The TMS34010:Two Generations Too Soon?

Recently I received an out of the blue inquiry from a hobbyist requesting some information on the TMS34010. Interestingly a few days prior I had run across my design notes for the TMS34010 where I had detailed the port of the Media Cybernetics Halo graphics kernel onto the 34010 for an upcoming trade show. Talk about deja vu all over again.

The TMS34010 was a fully independent processor that ran in it's own address space, a relatively small memory window being mapped into the host adress space for data transfer and control. You could program the word size from 1 to 32 bits. You could also read or write the arbitrary word size from or to an arbitrary bit address.
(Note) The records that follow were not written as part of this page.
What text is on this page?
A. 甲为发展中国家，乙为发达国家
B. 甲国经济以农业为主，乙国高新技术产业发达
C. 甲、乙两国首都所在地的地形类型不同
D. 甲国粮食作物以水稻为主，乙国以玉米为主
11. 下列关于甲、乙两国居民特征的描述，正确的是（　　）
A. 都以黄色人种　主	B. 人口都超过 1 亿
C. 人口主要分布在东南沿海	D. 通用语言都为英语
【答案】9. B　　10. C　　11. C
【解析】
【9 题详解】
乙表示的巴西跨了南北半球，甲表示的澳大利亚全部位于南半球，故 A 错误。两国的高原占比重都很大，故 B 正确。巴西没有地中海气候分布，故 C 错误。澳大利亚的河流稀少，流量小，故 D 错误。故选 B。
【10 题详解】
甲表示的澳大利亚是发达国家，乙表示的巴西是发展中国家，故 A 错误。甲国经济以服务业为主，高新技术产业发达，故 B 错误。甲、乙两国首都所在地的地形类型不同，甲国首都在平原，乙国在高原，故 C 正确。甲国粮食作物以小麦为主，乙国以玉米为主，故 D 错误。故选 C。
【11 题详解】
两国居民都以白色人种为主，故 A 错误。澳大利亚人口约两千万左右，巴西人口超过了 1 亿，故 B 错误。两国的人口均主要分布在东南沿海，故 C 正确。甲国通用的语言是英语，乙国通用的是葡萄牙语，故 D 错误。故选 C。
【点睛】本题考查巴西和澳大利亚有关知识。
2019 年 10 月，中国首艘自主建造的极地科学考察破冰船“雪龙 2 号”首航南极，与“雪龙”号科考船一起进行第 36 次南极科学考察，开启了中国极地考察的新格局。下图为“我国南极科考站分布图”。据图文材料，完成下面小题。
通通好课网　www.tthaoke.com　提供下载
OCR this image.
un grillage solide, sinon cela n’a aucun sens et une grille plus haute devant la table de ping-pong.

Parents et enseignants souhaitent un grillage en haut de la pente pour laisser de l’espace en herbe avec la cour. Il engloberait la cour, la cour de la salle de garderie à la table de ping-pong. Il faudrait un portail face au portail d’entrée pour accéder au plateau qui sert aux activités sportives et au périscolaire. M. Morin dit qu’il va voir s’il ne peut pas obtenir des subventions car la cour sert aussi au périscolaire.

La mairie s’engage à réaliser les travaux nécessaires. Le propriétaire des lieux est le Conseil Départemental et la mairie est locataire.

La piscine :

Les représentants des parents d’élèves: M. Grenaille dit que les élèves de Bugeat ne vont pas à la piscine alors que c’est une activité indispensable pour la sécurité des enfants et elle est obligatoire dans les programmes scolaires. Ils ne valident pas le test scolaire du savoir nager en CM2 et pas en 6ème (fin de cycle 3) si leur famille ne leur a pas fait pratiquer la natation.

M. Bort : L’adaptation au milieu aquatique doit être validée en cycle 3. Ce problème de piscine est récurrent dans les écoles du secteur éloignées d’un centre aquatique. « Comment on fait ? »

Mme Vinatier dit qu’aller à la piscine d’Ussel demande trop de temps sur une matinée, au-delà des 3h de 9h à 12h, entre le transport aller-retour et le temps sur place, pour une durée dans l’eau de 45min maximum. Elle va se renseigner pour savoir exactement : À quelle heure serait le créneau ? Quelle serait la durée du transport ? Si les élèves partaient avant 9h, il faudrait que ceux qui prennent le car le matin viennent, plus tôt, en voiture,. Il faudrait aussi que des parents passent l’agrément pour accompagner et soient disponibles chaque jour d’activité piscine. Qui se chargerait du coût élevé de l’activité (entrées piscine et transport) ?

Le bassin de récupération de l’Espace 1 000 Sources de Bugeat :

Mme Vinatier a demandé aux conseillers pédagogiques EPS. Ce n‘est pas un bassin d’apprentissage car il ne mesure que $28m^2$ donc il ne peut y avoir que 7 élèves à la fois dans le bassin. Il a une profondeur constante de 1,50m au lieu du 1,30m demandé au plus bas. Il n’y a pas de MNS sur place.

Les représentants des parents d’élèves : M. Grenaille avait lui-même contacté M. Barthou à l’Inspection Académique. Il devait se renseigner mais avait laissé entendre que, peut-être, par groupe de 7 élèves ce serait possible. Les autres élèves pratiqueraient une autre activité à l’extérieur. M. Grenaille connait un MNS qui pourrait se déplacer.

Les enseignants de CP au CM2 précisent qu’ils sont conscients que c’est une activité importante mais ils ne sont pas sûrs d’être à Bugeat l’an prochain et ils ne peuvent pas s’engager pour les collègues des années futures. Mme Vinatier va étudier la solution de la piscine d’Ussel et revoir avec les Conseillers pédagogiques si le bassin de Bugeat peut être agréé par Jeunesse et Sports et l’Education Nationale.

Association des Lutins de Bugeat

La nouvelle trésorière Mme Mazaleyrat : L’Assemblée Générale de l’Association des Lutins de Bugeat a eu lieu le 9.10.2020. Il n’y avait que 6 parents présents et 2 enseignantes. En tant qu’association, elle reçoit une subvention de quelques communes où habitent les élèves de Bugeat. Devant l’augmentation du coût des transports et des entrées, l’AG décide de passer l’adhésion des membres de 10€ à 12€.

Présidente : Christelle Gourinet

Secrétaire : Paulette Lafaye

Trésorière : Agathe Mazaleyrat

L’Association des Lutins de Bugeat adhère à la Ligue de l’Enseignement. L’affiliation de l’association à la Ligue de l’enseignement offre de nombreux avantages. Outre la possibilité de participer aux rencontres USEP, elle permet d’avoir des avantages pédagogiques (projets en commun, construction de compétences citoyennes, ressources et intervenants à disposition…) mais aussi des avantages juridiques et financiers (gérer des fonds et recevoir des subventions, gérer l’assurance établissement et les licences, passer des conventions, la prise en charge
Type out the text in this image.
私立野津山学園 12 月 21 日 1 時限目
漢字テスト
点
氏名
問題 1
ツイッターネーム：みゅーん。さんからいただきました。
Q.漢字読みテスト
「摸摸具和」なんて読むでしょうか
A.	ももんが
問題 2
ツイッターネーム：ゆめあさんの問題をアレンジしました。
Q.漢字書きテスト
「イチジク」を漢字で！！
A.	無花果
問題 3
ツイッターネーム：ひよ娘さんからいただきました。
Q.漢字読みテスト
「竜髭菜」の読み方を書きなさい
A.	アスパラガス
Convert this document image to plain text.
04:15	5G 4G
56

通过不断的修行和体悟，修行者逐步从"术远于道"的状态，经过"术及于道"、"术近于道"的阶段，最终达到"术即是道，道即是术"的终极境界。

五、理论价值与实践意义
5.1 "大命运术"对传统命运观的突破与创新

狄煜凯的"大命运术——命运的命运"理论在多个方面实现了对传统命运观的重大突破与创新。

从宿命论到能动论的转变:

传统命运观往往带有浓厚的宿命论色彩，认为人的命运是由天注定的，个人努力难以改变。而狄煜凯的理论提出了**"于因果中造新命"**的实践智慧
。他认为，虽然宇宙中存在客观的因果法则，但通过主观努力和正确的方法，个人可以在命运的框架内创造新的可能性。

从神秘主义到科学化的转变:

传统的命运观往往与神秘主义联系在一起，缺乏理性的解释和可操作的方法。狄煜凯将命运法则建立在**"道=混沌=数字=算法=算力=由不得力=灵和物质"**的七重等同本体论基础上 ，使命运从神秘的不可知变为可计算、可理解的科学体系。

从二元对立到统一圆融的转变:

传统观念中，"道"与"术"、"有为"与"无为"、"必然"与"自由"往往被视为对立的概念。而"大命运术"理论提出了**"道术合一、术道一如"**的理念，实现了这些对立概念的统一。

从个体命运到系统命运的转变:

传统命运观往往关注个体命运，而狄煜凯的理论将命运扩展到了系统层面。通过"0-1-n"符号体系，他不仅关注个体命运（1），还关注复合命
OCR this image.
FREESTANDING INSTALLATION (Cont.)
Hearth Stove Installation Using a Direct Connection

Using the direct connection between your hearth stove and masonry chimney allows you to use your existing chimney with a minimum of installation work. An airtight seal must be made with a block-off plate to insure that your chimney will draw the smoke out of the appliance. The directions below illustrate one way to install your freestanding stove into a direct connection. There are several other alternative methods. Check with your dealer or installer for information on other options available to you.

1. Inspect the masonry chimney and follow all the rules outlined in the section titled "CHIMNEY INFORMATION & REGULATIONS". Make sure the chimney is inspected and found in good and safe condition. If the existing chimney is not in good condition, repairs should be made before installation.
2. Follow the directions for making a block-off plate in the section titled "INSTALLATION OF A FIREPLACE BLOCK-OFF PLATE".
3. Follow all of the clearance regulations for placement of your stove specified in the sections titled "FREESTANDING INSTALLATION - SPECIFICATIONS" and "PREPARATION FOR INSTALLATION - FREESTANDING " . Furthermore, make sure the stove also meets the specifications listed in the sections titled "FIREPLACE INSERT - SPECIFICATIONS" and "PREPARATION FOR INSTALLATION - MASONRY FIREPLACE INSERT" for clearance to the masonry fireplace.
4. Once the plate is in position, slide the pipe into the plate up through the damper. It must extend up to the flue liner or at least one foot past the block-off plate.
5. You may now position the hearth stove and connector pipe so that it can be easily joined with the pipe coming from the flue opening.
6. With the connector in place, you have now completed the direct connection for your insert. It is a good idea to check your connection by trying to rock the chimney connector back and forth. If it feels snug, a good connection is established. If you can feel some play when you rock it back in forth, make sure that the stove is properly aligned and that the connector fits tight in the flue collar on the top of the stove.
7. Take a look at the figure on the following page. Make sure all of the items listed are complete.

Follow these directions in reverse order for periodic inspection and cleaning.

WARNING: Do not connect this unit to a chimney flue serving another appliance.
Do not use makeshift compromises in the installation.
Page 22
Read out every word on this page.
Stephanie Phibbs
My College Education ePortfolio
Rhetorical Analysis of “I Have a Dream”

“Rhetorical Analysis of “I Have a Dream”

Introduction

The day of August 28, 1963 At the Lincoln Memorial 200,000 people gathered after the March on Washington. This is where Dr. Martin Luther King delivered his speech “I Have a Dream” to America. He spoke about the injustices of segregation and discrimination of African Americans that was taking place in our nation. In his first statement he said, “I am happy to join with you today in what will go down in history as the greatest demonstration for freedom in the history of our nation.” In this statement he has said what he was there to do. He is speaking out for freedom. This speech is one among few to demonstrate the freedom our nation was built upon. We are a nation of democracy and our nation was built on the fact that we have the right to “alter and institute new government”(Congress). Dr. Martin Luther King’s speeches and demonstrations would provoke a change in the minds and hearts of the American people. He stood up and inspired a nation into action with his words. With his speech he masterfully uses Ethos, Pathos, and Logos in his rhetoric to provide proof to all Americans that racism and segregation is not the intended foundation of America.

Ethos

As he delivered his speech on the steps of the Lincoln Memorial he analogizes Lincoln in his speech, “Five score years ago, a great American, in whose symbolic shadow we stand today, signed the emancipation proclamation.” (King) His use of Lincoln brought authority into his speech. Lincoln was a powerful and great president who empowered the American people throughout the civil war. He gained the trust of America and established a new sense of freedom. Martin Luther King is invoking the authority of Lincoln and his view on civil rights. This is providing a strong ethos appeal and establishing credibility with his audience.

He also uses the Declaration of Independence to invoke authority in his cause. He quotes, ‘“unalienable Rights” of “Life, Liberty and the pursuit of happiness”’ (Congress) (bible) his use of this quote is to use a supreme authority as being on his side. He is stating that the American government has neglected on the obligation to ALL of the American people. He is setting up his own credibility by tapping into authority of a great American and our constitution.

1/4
Totally awesome! Quite an advantage in the mid-80s when pixels were smaller than bytes, and had to be read and written using shifts and bitwise logical operations. Processor speed on a high end PC AT was 10 mHz, so this provided a significant speed advantage.

Even though the herculean effort to design and port the Halo graphics kernel was a success, the TMS34010 never seemed to find widespread success in the graphics card market. I heard rumors of it being used in the unglamorous niche markets of fax machines and printers, where it's bit twiddling prowess would have provided a significant benefit. So to me the TMS34010 drifted out of thought, to be relegated to that twilight of yet another technology that was just too far ahead of its time.

So imagine my surprise when I heard the hobbyist was tinkering with an arcade game complete with 34010 processor on board. (Below are a closeup of the 34010 on the board and the entire arcade game board.) I've been meaning for years to transfer the 34010 compiler and other tools from the aging 5-1/4" floppies (with the gargantuan capacity of 360 KB!) Hopefully they still are readable. (I was told that VHS tapes would lose the image in a few years but I still have movies taped from HBO in 1984 that are still alive and well, so I'm optimistic.) I hope to make this page a resource for others trying to breathe life into an old 34010 system or trying to port 34010 code onto a more modern platform. I still have the 34010 programmer's manual (a fascinating architecture, a 32-bit word with Motorola like instructions and a scan line by scan line programmable palette) but whereas I may try to set up an old machine to read the floppies I can't see myself scanning the manual. Any links to a digital version of the programmer's manual would be awesome.